Il n’en va pas autrement pour Karl Marx et Friedrich Engels. Ils ont créé un changement de paradigme dans la pensée de l’histoire humaine. Ils ont apporté une réponse à la question de savoir de quelle manière dont, au cours de l’histoire, on passe d’une forme de société à une autre forme de société. Ils ont observé que les hommes se sont toujours organisés autour de la production : pour vivre, pour manger, pour se loger et pour se développer, les êtres humains devaient produire. Ils ont montré comment le développement de la technique et de la science, de la connaissance de la production et des compétences est une force motrice dans l’histoire humaine. Et ils ont aussi découvert cet autre moteur de la roue de l’histoire humaine : l’action des hommes, les interactions sociales entre les gens et la lutte sociale entre les différents intérêts et classes dans la société.

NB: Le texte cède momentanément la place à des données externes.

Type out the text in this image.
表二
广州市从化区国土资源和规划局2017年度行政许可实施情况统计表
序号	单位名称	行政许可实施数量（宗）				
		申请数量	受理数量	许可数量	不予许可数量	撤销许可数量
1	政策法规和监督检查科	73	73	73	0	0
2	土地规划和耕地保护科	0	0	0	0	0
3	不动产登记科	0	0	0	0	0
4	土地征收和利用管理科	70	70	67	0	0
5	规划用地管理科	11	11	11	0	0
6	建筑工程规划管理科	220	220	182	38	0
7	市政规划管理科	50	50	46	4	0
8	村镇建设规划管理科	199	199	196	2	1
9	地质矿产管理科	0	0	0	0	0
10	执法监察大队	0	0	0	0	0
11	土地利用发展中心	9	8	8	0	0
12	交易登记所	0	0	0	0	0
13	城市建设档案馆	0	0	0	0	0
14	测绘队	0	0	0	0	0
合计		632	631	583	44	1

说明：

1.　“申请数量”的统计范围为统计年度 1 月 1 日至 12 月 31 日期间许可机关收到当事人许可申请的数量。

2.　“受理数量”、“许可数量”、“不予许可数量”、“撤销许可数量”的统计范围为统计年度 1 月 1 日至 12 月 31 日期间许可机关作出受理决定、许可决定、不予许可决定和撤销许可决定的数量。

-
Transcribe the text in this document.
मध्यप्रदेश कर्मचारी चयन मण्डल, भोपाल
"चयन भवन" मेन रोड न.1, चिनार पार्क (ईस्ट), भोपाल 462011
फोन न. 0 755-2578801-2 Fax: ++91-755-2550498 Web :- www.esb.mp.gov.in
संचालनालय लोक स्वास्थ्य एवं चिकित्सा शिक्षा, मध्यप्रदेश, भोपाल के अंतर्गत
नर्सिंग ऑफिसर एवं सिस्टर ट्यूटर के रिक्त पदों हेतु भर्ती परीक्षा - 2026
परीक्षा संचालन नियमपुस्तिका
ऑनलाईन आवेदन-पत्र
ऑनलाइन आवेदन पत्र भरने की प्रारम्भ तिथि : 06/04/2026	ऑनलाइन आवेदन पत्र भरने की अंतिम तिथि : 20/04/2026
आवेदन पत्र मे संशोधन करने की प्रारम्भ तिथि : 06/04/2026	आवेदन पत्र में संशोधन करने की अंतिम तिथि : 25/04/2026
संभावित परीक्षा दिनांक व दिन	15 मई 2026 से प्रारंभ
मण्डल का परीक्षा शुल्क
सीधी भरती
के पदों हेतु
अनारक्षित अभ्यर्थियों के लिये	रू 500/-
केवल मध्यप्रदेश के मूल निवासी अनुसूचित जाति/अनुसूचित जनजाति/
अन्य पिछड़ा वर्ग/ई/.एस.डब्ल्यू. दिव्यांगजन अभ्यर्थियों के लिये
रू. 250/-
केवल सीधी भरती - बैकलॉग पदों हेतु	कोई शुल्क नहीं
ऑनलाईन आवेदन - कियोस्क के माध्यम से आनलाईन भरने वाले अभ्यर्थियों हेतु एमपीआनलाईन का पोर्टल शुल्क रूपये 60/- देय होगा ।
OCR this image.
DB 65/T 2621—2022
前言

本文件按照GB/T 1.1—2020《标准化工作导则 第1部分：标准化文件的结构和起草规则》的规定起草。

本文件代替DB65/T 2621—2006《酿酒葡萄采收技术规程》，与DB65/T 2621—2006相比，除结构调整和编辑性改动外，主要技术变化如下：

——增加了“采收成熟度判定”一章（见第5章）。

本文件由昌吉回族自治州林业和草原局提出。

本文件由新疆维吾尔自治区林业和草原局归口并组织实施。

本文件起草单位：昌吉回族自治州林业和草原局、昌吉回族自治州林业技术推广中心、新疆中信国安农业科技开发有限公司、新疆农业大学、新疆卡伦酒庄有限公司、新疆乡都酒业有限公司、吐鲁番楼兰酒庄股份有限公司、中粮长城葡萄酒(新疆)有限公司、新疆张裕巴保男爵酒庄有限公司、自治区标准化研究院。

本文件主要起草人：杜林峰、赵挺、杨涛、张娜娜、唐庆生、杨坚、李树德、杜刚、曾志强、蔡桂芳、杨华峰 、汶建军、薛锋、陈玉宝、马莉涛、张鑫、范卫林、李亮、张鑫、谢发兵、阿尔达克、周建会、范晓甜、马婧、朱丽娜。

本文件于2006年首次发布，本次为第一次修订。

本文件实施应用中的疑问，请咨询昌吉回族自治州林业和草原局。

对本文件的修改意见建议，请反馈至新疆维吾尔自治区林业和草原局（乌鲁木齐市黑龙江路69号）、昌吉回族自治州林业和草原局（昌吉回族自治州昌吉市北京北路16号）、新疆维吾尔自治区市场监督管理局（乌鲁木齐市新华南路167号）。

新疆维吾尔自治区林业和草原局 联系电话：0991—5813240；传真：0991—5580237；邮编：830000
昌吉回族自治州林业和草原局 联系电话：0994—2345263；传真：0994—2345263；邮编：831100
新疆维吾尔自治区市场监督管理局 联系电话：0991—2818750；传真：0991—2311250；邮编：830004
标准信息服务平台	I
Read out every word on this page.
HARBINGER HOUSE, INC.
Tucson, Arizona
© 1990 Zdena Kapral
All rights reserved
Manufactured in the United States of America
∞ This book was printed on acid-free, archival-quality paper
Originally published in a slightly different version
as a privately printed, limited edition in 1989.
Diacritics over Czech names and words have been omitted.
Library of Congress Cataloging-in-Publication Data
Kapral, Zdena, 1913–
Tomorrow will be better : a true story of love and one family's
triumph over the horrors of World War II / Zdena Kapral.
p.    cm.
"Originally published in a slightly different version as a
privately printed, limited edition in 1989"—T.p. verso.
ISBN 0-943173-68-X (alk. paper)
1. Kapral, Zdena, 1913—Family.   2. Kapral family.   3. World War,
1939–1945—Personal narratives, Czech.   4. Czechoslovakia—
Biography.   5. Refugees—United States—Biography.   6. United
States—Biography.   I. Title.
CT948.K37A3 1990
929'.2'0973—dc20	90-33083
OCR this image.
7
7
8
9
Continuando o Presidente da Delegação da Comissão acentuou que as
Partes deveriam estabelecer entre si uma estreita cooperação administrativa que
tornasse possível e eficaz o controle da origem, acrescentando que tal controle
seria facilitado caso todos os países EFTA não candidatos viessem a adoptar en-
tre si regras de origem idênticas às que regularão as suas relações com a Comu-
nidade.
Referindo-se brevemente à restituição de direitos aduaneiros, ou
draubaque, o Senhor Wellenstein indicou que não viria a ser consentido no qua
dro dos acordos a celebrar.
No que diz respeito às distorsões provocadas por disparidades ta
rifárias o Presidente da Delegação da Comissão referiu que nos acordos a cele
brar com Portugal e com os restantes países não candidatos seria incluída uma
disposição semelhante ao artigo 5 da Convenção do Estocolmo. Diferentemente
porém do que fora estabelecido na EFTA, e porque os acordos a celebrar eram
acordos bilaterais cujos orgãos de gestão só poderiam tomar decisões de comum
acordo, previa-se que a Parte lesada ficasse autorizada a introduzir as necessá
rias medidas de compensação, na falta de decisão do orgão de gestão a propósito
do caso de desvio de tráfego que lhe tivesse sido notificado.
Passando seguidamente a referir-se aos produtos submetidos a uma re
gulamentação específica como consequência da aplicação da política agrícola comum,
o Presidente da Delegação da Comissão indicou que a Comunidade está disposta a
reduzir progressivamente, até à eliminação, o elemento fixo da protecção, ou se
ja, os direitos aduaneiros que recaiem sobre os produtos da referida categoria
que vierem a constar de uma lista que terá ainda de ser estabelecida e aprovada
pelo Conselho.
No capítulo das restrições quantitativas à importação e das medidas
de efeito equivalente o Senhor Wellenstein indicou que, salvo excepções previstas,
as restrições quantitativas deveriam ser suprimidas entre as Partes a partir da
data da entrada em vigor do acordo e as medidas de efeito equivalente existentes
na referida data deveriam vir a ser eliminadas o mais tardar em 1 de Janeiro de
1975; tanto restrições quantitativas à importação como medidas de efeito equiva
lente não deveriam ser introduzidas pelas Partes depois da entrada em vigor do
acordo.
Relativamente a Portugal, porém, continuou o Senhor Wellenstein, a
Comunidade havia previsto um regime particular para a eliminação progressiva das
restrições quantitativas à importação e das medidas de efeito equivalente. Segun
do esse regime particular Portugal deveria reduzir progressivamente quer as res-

Le changement arrive par l’action. « Les philosophes n’ont fait qu’interpréter le monde de diverses manières ; il s’agit maintenant de le transformer », a écrit Marx sur un papier à Bruxelles. Marx et Engels étaient des révolutionnaires. Ils ont placé leur vie sous le signe de l’émancipation de la classe ouvrière et de la lutte pour une société sans exploitation de l’homme par l’homme.
Le changement de paradigme que Copernic, Darwin et Marx ont opéré, chacun sur son terrain, ne signifie bien sûr pas que plus rien n’a changé depuis. La science évolue continuellement et de nouvelles perspectives apparaissent. Il n’empêche que le changement de paradigme de Marx et Engels reste aujourd’hui inspirant. Face à la pensée unique étouffante qui domine aujourd’hui la société, nous avons besoin d’un autre horizon. La crise du climat, la volonté de plus en plus grande de mener des guerres, les gens qui fuient leur pays, les tendances croissantes de l’autoritarisme et de la militarisation de la société, les paradis fiscaux et le caractère parasitaire du capital, tout cela demande une réponse globale. Il ne s’agit pas de changer un détail ici et là, de réformer à la marge un système qui court à sa perte. Il s’agit de l’avenir de l’humanité et de la planète. Nous avons à nouveau besoin d’un changement de paradigme pour y apporter une réponse. Et une autre société, non pas comme une utopie ou un beau rêve romantique, mais comme une réponse nécessaire aux défis d’aujourd’hui. Plus grandes seront les ruines du capitalisme, plus ceux qui défendent les intérêts de celui-ci affirmeront haut et fort que Marx est mort, que le capital va prendre soin de nous tous, et qu’il n’y a pas d’alternative possible. En même temps, de nouvelles générations de jeunes continuent à rechercher une perspective émancipatrice et libératrice pour l’humanité et ils redécouvrent Marx. « La vérité est l’enfant du temps, pas de l’autorité », répondait Galilée à ses accusateurs dans La Vie de Galilée, la pièce de théâtre de Bertolt Brecht. La société ne doit pas tourner à la mesure du profit, mais à la mesure de l’humain. C’est pourquoi nous sommes marxistes. Des marxistes de notre temps et à notre manière.
David Pestieau est vice-président du Parti du travail de Belgique.